Written by Maximus Peperkamp, M.S. Verbal Engineer



Dear Reader, 


This is my second response to the paper “Talker-specific learning in speech perception” by L.C. Nygaard and D.B. Pisoni (1998). Another result obtained by these researchers “showed that learning a talker’s voice from sentences did not generalize well to identification of novel isolated words.” 


We are not used to hearing only isolated words, but we are used to hearing sentences. Words by themselves don’t give us the opportunity to learn the talker’s voice. Thus, in Noxious Verbal Behavior (NVB), in which the talker demands with as few words as possible what he or she wants, there is, due to this coercive influence, no opportunity to learn the talker’s voice, even if whole sentences are spoken.

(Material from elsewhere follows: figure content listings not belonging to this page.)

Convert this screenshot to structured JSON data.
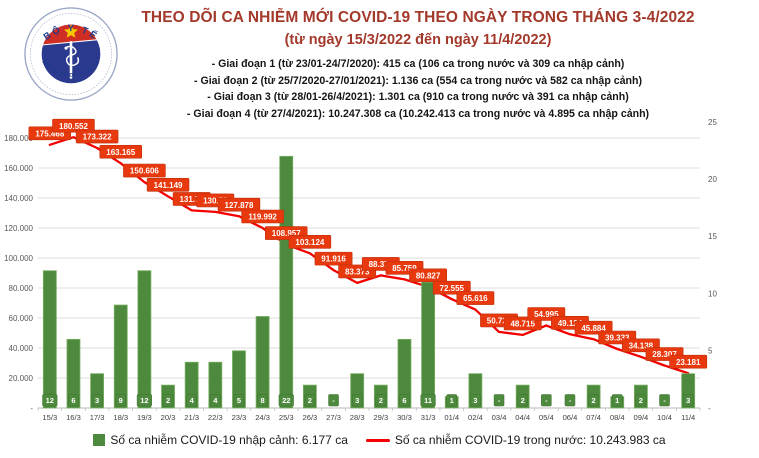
{
  "logo": {
    "top_text": "BỘ Y TẾ",
    "bottom_text": "MINISTRY OF HEALTH"
  },
  "header": {
    "title": "THEO DÕI CA NHIỄM MỚI COVID-19 THEO NGÀY TRONG THÁNG 3-4/2022",
    "subtitle": "(từ ngày 15/3/2022 đến ngày 11/4/2022)",
    "phases": [
      "- Giai đoạn 1 (từ 23/01-24/7/2020): 415 ca (106 ca trong nước và 309 ca nhập cảnh)",
      "- Giai đoạn 2 (từ 25/7/2020-27/01/2021): 1.136 ca (554 ca trong nước và 582 ca nhập cảnh)",
      "- Giai đoạn 3 (từ 28/01-26/4/2021): 1.301 ca (910 ca trong nước và 391 ca nhập cảnh)",
      "- Giai đoạn 4 (từ 27/4/2021): 10.247.308 ca (10.242.413 ca trong nước và 4.895 ca nhập cảnh)"
    ]
  },
  "colors": {
    "bar_fill": "#4e8a3e",
    "bar_edge": "#79ae62",
    "line_stroke": "#f40000",
    "line_label_bg": "#e8390e",
    "line_label_edge": "#c02f0a",
    "grid": "#dcdcdc",
    "axis_line": "#b8b8b8",
    "tick_text": "#595959"
  },
  "chart_data": {
    "type": "bar+line",
    "categories": [
      "15/3",
      "16/3",
      "17/3",
      "18/3",
      "19/3",
      "20/3",
      "21/3",
      "22/3",
      "23/3",
      "24/3",
      "25/3",
      "26/3",
      "27/3",
      "28/3",
      "29/3",
      "30/3",
      "31/3",
      "01/4",
      "02/4",
      "03/4",
      "04/4",
      "05/4",
      "06/4",
      "07/4",
      "08/4",
      "09/4",
      "10/4",
      "11/4"
    ],
    "series": [
      {
        "name": "Số ca nhiễm COVID-19 nhập cảnh",
        "type": "bar",
        "axis": "right",
        "values": [
          12,
          6,
          3,
          9,
          12,
          2,
          4,
          4,
          5,
          8,
          22,
          2,
          0,
          3,
          2,
          6,
          11,
          1,
          3,
          0,
          2,
          0,
          0,
          2,
          1,
          2,
          0,
          3
        ],
        "labels": [
          "12",
          "6",
          "3",
          "9",
          "12",
          "2",
          "4",
          "4",
          "5",
          "8",
          "22",
          "2",
          "-",
          "3",
          "2",
          "6",
          "11",
          "1",
          "3",
          "-",
          "2",
          "-",
          "-",
          "2",
          "1",
          "2",
          "-",
          "3"
        ]
      },
      {
        "name": "Số ca nhiễm COVID-19 trong nước",
        "type": "line",
        "axis": "left",
        "values": [
          175468,
          180552,
          173322,
          163165,
          150606,
          141149,
          131700,
          130730,
          127878,
          119992,
          108957,
          103124,
          91916,
          83373,
          88376,
          85759,
          80827,
          72555,
          65616,
          50730,
          48715,
          54995,
          49124,
          45884,
          39333,
          34138,
          28307,
          23181
        ],
        "labels": [
          "175.468",
          "180.552",
          "173.322",
          "163.165",
          "150.606",
          "141.149",
          "131.70",
          "130.73",
          "127.878",
          "119.992",
          "108.957",
          "103.124",
          "91.916",
          "83.373",
          "88.376",
          "85.759",
          "80.827",
          "72.555",
          "65.616",
          "50.730",
          "48.715",
          "54.995",
          "49.124",
          "45.884",
          "39.333",
          "34.138",
          "28.307",
          "23.181"
        ]
      }
    ],
    "left_axis": {
      "ticks": [
        "-",
        "20.000",
        "40.000",
        "60.000",
        "80.000",
        "100.000",
        "120.000",
        "140.000",
        "160.000",
        "180.000"
      ],
      "tick_step": 20000,
      "max": 180000
    },
    "right_axis": {
      "ticks": [
        "-",
        "5",
        "10",
        "15",
        "20",
        "25"
      ],
      "tick_step": 5,
      "max": 25
    },
    "grid": true,
    "legend_position": "bottom"
  },
  "legend": [
    {
      "swatch": "bar",
      "label": "Số ca nhiễm COVID-19 nhập cảnh: 6.177 ca"
    },
    {
      "swatch": "line",
      "label": "Số ca nhiễm COVID-19 trong nước: 10.243.983 ca"
    }
  ]
}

Actually, in NVB the listeners are distracted from the talker’s voice, because what he or she is saying is supposedly more important than how he or she is saying it. 


NVB speakers coerce the listener. They make the listener listen to him or to her, but they are not listening to themselves and are not stimulated to do so. Depending on what kind of voice the talker has there will be aversive or appetitive effects for the listener. Although this research investigated the listener’s ability to learn the talker’s voice, it still focused mainly on content and not on how the speaker sounded. 


Fixation on the verbal is typical for NVB in which we basically ignore the nonverbal forms of conditioning. The researchers focus on novel isolated words is antithetical to Sound Verbal Behavior (SVB), in which the speaker hears his or her own voice and thus is and remains his or her own listener. 


The overemphasized importance of being able to recognize these novel isolated words indicates that there is an aversive environment in which this urgent need arises. However, such a need doesn’t arise in an appetitive environment which is created and maintained by the SVB speaker. Thus,  learning the SVB speaker’s voice from sentences generalizes better to novel isolated words than learning the NVB speaker’s voice from sentences.